In the middle of October 2008 we raised our Series A round. Three days later, Lehman Brothers declared bankruptcy and nuclear war decended on the financial markets. The steel doors just slammed down shut and you could not raise venture capital for anything. Even if you knew how to turn lead into gold, you could not get that funding. So the crash was a disaster, except that we had $5 million in the bank three days ahead of that and then nobody could get funded to compete with us. So I think we spotted some trends, but we were just incredibly lucky. We turned our luck into good execution, but it never hurts to be standing in the middle of a market that’s exploding around you with no competition.

The big data market has become extremely congested with everybody trying to gain a slice – how have you managed to maintain that early lead you achieved?

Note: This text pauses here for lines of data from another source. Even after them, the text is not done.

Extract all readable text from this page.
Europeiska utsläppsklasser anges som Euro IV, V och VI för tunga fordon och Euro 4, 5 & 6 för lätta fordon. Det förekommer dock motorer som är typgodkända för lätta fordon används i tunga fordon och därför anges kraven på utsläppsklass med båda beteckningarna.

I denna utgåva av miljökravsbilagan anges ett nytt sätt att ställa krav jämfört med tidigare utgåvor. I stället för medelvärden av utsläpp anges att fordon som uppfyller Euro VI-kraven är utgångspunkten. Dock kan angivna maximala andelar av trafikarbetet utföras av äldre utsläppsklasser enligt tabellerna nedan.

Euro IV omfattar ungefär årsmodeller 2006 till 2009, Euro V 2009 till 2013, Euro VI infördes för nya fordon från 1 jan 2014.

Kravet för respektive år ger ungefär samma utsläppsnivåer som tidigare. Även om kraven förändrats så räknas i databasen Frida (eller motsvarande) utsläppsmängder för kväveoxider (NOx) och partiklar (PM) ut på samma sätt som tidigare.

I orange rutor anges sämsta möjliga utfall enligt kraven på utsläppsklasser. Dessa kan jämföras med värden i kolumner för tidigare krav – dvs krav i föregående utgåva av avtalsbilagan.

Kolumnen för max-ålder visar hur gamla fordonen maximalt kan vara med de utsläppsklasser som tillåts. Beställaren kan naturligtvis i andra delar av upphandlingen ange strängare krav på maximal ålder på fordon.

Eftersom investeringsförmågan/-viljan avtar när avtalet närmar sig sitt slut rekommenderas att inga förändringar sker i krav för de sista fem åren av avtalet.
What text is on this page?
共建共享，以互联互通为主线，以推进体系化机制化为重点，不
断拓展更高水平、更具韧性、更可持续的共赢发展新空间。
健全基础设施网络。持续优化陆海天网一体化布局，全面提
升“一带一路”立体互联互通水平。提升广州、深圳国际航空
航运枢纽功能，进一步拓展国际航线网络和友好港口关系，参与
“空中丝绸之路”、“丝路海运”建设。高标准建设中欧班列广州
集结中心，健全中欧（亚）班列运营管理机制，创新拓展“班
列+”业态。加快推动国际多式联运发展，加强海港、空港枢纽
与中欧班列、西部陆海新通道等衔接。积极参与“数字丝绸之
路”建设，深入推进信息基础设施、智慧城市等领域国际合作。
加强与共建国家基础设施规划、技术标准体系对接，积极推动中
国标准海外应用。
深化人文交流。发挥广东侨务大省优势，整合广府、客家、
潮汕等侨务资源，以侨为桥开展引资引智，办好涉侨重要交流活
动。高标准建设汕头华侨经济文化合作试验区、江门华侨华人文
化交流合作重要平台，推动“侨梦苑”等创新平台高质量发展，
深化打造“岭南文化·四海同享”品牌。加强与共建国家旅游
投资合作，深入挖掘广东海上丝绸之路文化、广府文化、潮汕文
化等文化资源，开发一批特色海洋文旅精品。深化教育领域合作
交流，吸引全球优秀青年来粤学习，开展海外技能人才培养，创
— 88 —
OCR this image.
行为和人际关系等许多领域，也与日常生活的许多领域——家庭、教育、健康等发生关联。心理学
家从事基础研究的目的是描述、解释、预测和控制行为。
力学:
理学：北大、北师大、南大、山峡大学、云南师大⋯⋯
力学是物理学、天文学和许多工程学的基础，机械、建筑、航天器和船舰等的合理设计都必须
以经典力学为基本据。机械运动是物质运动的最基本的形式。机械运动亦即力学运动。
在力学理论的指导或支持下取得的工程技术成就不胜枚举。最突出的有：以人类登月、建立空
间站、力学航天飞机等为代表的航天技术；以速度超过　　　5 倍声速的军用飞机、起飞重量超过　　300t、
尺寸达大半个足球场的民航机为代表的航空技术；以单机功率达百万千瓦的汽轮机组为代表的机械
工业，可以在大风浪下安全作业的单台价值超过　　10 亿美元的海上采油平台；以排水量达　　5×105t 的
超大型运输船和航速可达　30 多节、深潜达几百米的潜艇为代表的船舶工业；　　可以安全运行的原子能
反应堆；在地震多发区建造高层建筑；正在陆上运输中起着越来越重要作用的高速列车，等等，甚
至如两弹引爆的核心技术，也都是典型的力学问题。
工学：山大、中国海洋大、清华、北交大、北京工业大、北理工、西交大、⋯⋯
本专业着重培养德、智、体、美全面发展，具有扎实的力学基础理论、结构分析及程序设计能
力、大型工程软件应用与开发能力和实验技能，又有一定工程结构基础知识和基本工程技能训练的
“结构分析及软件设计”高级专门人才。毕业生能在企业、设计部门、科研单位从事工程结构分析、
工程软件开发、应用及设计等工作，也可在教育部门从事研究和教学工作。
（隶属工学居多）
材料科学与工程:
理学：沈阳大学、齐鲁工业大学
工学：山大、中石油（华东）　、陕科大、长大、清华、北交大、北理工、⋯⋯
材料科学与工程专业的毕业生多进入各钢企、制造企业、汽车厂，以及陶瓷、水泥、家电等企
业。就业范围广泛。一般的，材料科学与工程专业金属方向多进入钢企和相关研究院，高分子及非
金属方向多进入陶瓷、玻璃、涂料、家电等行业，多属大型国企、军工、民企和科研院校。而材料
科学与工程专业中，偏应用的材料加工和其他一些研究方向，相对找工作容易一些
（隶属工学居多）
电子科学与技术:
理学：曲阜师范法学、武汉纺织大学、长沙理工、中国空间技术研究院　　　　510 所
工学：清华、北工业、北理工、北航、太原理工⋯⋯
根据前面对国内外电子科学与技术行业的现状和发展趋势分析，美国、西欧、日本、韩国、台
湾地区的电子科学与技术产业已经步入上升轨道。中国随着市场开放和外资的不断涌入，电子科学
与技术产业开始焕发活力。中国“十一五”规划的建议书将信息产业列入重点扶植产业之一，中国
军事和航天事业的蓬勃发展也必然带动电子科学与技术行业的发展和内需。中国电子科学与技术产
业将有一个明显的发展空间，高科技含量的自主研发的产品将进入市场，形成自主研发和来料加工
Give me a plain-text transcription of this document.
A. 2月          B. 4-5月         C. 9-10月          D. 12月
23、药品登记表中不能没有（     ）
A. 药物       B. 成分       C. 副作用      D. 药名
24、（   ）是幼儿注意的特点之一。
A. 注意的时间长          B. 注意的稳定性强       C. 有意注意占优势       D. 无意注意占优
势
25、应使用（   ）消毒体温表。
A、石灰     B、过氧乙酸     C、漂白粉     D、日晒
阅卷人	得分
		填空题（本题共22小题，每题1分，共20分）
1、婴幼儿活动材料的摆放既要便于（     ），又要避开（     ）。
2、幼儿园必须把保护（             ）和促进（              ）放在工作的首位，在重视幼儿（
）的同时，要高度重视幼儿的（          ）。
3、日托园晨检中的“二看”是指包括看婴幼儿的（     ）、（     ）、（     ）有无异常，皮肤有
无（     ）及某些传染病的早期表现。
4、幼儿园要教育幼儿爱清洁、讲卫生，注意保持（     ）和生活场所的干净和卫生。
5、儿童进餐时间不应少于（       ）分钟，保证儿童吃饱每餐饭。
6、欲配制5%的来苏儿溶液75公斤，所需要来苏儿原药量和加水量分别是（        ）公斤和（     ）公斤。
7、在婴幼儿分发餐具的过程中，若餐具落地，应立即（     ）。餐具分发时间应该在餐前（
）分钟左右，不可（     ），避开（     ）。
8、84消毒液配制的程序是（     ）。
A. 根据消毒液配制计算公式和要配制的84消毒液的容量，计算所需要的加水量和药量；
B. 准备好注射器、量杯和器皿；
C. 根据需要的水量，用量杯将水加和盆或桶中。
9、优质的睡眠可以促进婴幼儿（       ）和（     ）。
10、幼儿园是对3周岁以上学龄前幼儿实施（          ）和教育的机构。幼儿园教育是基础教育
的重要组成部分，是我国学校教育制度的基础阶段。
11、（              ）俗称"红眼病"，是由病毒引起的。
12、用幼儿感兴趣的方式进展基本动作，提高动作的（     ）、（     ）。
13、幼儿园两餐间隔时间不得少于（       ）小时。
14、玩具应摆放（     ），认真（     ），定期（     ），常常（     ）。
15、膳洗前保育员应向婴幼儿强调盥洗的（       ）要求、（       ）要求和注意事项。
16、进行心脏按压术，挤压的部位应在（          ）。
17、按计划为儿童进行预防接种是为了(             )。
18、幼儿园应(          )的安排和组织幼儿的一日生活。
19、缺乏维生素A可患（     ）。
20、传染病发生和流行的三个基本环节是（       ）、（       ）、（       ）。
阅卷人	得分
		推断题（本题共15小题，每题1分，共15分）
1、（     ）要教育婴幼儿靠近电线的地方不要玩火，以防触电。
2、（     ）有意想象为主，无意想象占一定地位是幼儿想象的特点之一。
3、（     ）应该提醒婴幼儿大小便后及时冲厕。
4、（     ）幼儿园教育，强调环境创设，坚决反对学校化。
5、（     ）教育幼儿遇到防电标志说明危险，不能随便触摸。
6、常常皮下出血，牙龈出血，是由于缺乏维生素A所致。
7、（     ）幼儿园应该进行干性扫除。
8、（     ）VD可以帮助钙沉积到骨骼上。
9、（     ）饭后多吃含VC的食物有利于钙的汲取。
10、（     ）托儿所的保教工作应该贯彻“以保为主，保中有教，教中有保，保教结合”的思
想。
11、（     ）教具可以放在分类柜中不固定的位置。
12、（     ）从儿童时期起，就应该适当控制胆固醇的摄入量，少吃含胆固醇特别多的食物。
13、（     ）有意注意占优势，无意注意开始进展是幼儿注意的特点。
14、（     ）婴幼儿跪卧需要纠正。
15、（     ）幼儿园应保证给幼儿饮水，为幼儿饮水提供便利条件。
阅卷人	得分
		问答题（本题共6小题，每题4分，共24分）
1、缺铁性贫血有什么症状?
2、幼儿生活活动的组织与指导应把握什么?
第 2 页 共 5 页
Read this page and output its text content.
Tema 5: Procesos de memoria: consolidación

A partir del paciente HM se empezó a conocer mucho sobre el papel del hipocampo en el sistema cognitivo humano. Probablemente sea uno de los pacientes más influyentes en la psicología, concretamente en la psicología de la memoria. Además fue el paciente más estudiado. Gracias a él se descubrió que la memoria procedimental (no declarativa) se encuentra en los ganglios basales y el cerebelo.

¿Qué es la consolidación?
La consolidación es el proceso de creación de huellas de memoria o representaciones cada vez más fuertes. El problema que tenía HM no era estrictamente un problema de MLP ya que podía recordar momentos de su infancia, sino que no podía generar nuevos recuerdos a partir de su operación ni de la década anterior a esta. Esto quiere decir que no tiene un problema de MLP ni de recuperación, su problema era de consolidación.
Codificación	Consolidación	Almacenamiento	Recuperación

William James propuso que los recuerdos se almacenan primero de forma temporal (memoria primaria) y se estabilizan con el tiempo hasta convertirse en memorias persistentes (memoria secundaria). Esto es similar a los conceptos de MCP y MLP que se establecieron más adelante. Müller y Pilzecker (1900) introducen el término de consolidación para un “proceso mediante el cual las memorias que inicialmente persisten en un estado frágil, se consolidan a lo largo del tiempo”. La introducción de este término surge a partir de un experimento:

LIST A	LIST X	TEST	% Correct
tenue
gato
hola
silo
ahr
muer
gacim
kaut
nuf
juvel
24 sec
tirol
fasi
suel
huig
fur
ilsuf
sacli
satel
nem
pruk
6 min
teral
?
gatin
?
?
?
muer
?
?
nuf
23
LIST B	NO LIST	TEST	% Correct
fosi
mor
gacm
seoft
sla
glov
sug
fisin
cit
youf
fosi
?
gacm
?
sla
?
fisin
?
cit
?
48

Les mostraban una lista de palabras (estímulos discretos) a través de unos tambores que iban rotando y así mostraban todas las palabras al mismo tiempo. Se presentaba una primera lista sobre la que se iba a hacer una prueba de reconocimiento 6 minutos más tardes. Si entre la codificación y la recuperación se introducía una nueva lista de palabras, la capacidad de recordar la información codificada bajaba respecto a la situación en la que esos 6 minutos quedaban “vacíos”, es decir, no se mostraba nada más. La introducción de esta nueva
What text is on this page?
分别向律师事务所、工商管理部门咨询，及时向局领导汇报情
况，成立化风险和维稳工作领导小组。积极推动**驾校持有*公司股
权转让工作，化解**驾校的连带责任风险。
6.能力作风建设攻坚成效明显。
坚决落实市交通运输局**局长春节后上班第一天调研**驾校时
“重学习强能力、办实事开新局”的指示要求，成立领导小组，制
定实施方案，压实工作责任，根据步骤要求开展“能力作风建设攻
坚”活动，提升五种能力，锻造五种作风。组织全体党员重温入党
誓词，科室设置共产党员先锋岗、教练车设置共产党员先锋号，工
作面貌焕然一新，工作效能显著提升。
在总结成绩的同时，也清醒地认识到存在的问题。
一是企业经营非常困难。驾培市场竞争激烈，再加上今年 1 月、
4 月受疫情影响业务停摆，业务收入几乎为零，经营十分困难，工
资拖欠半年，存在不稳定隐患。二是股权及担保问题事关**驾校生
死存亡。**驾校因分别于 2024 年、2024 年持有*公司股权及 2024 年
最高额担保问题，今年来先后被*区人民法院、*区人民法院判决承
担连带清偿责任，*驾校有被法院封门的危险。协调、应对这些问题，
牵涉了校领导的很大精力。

I think our depth and expertise on this opportunity of Hadoop has been a big deal. The fact that Doug Cutting (Hadoop co-founder) works for Cloudera, and that the people who drove its adoption at Facbeook and Yahoo! were among our founders, meant that we had a much clearer view as to the opportunity than anyone else in the market. We could go out and win a bunch of customers without any competition, and learn from them.

When Hadoop was born, what Google invented was a way to store any kind of data very cheaply at scale. It invented this one processing model called MapReduce that allowed for large-scale, parallel analytics over all that data really fast. It was transformative and powerful – no such capability had ever existed prior. But from the very beginning at Cloudera we believed that the platform would do more. One big storage repository with an engine that could analyse its data begged to have other engines added. We believed it to be the case early on, and Cloudera from the very beginning drove that vision forward.

>See also: Hadoop co-founder believes the future of big data is the Enterprise Data Hub

Speaking of vision, where is the big data trend heading in 2014?

Our customers are now deploying this system at the centre of their data centres. Once you’ve got all the data in there then you’ve got interactive query, so you can do self-service BI and you can run analytic and search workloads. It’s begun to be deployed as the hub of data in the data centre connected to a data warehouse to deliver derived results there. It is now the central repository in most of our large enterprise customers. Our vision now is that we believe the enterprise data hub will be the primary repository for enterprise data of the future, and we’re just now seeing that transition in the market.